Holly Golightly is a really difficult character to play; she should be charmingly energetic and extroverted but reveal snippets of vulnerability and emotional complexity. Pixie Lott does her best but you can’t help but feel that her performance should be more nuanced and interesting for the West End stage. The film is supposed to be more sugar-coated than the novella and most of the play reflects this but Pixie’s Holly is more sickly sweet than Hepburn’s and even at the darkest moments in the play she fails to develop the character into anything deeper. The appeal of Hepburn’s Holly was her guarded and careful nature, something Pixie doesn’t quite nail. Lines such as “I hate snoops” were mysterious and interesting with Hepburn but fall flat in the stage adaptation, it’s hard not to compare when iconic moments from one adaptation completely lose their sparkle in another adaptation.
Nevertheless Pixie Lott’s performing history gives her the right kind of stage presence for this show. She lights up the stage with her larger than life personality and looks stunning throughout. We all know someone who behaves a little bit like Holly in real life, probably to a lesser degree and you can’t help but watch her when she’s flouncing across the stage. This production probably wouldn’t have existed without a star casting but I’m not convinced that Pixie Lott was the right choice for this role.
Matt Barber as our narrator was slightly more engaging emotionally as he battles with his identity as a young male who hasn’t begun to succeed yet. He offers the audience a much more interesting character development but still the play feels like it’s lacking some real substance. All the men that become spell bound by Holly are great, Joe Bell (Victor McGuire), Doc (Robert Calvert), Jose (Charlie De Melo), OJ (Sevan Stephan) and Rusty (Tim Frances), but when the audience doesn’t latch onto her in the same way it all just feels (to quote an audience member sat near me) lukewarm.

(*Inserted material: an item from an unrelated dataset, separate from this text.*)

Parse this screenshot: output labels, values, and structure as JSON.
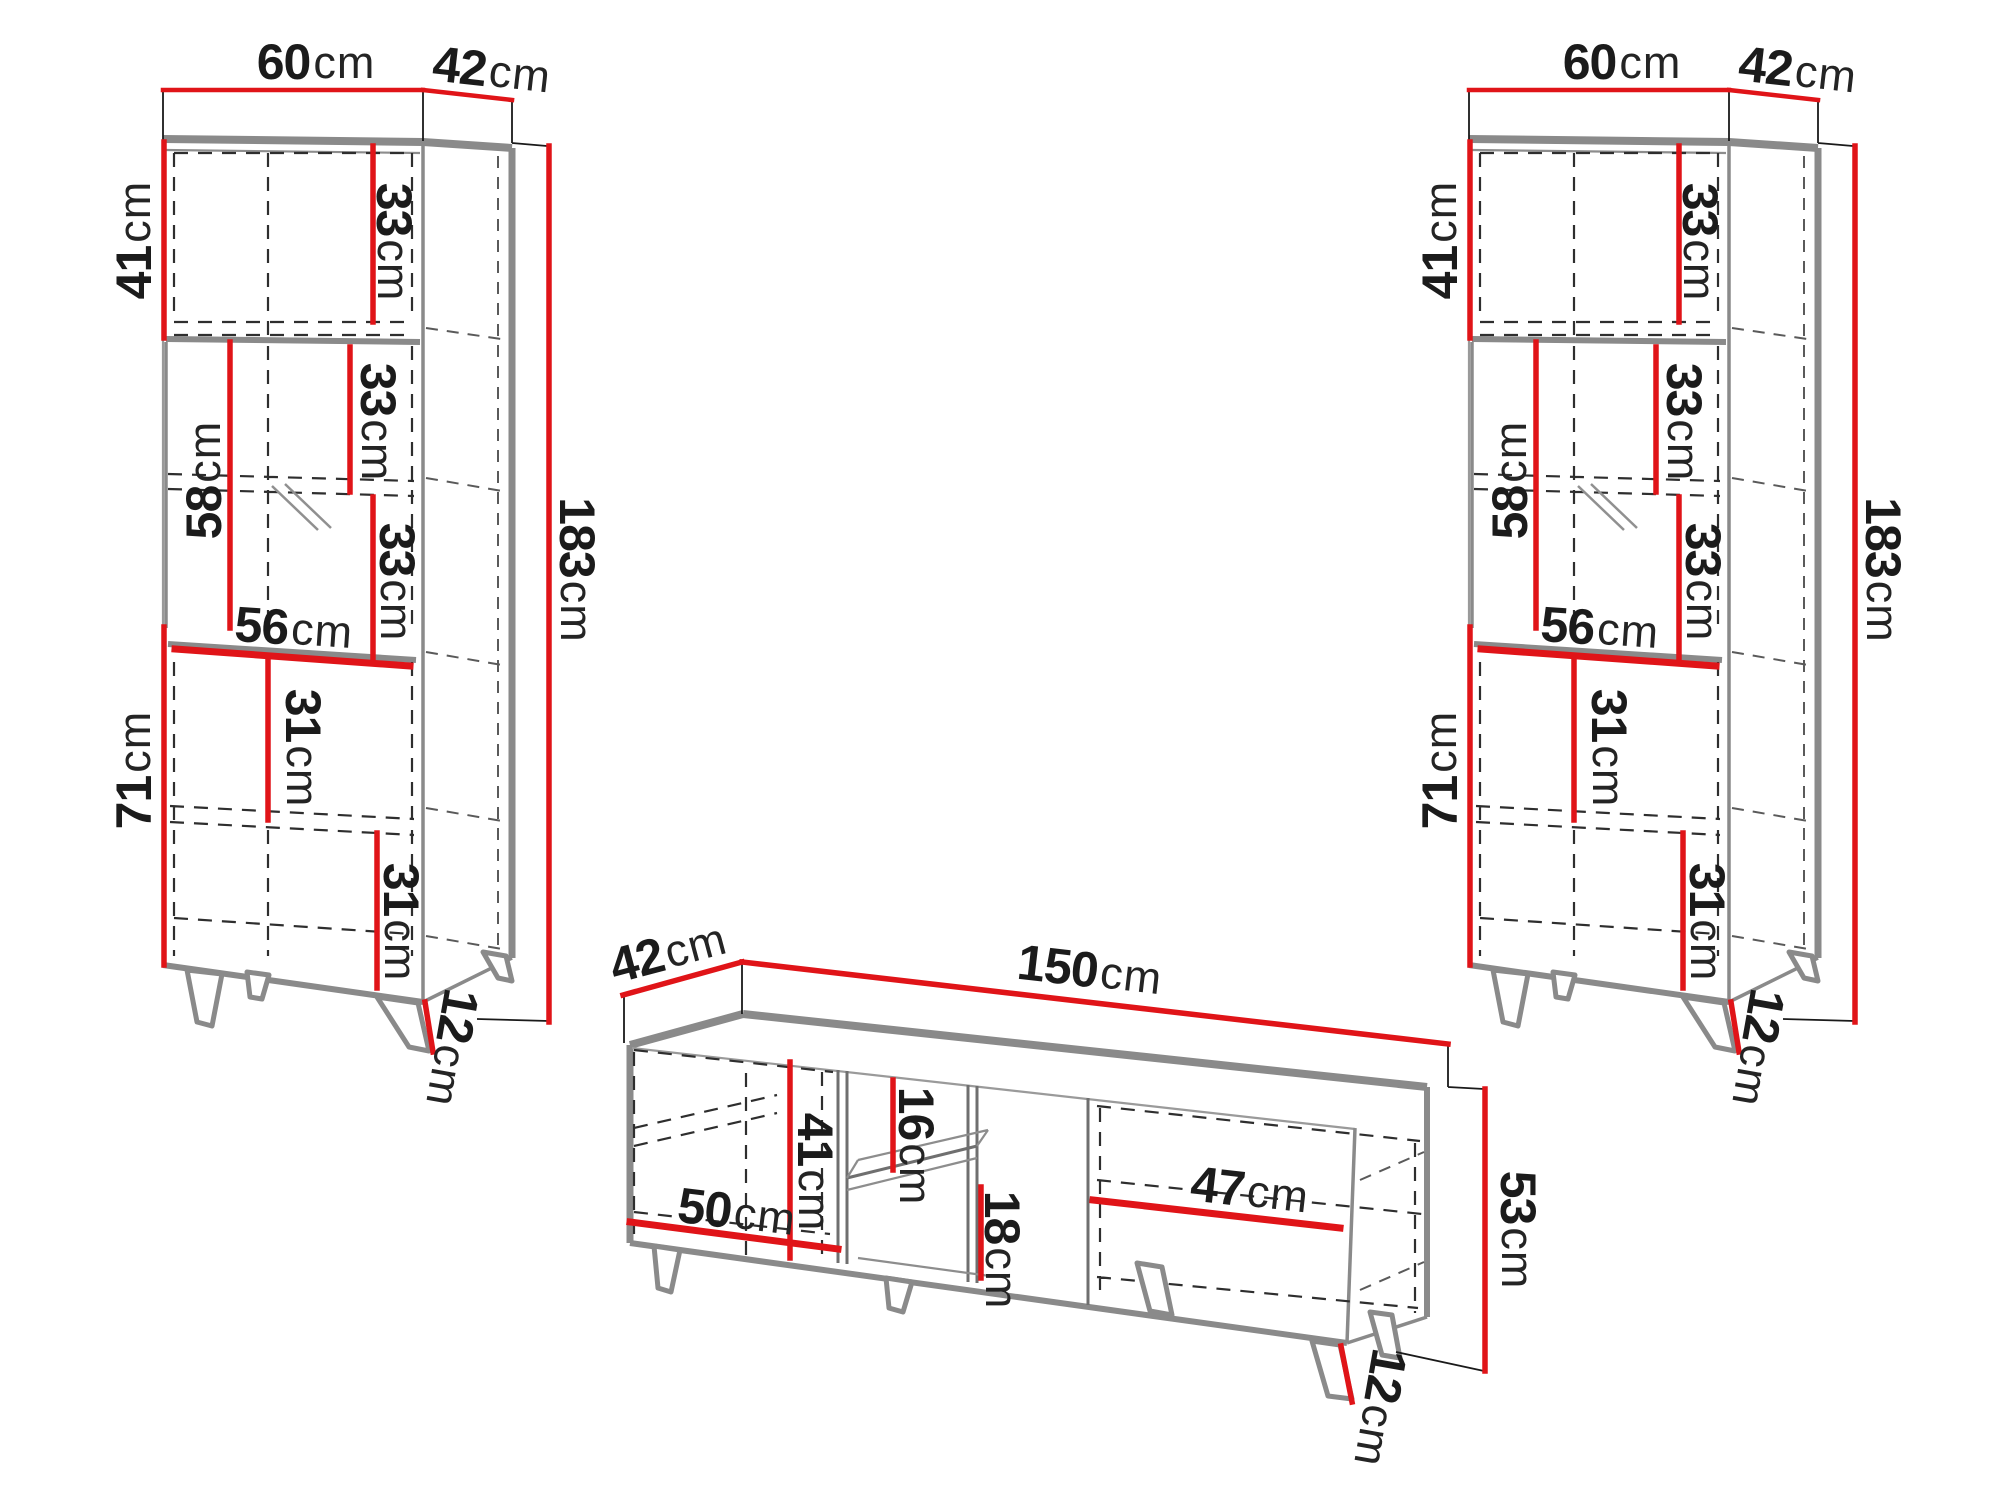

It says a lot about a show when the cat is the only one that gets a laugh and whenever he came on the tension lifted in a really obvious way, it was only then that I realised just how tense the mood among the audience was. Stage adaptations of Breakfast at Tiffany’s have had a history of not really working and this production, although well meaning, follows suit due to a somewhat clunky script and an absence of an ability to move the audience. The star casting of Pixie Lott provides a little bit more glamour but fails to give the production any of the depth or emotional punch that it needs. The result is a mediocre show that ultimately just makes you want to watch the film version again.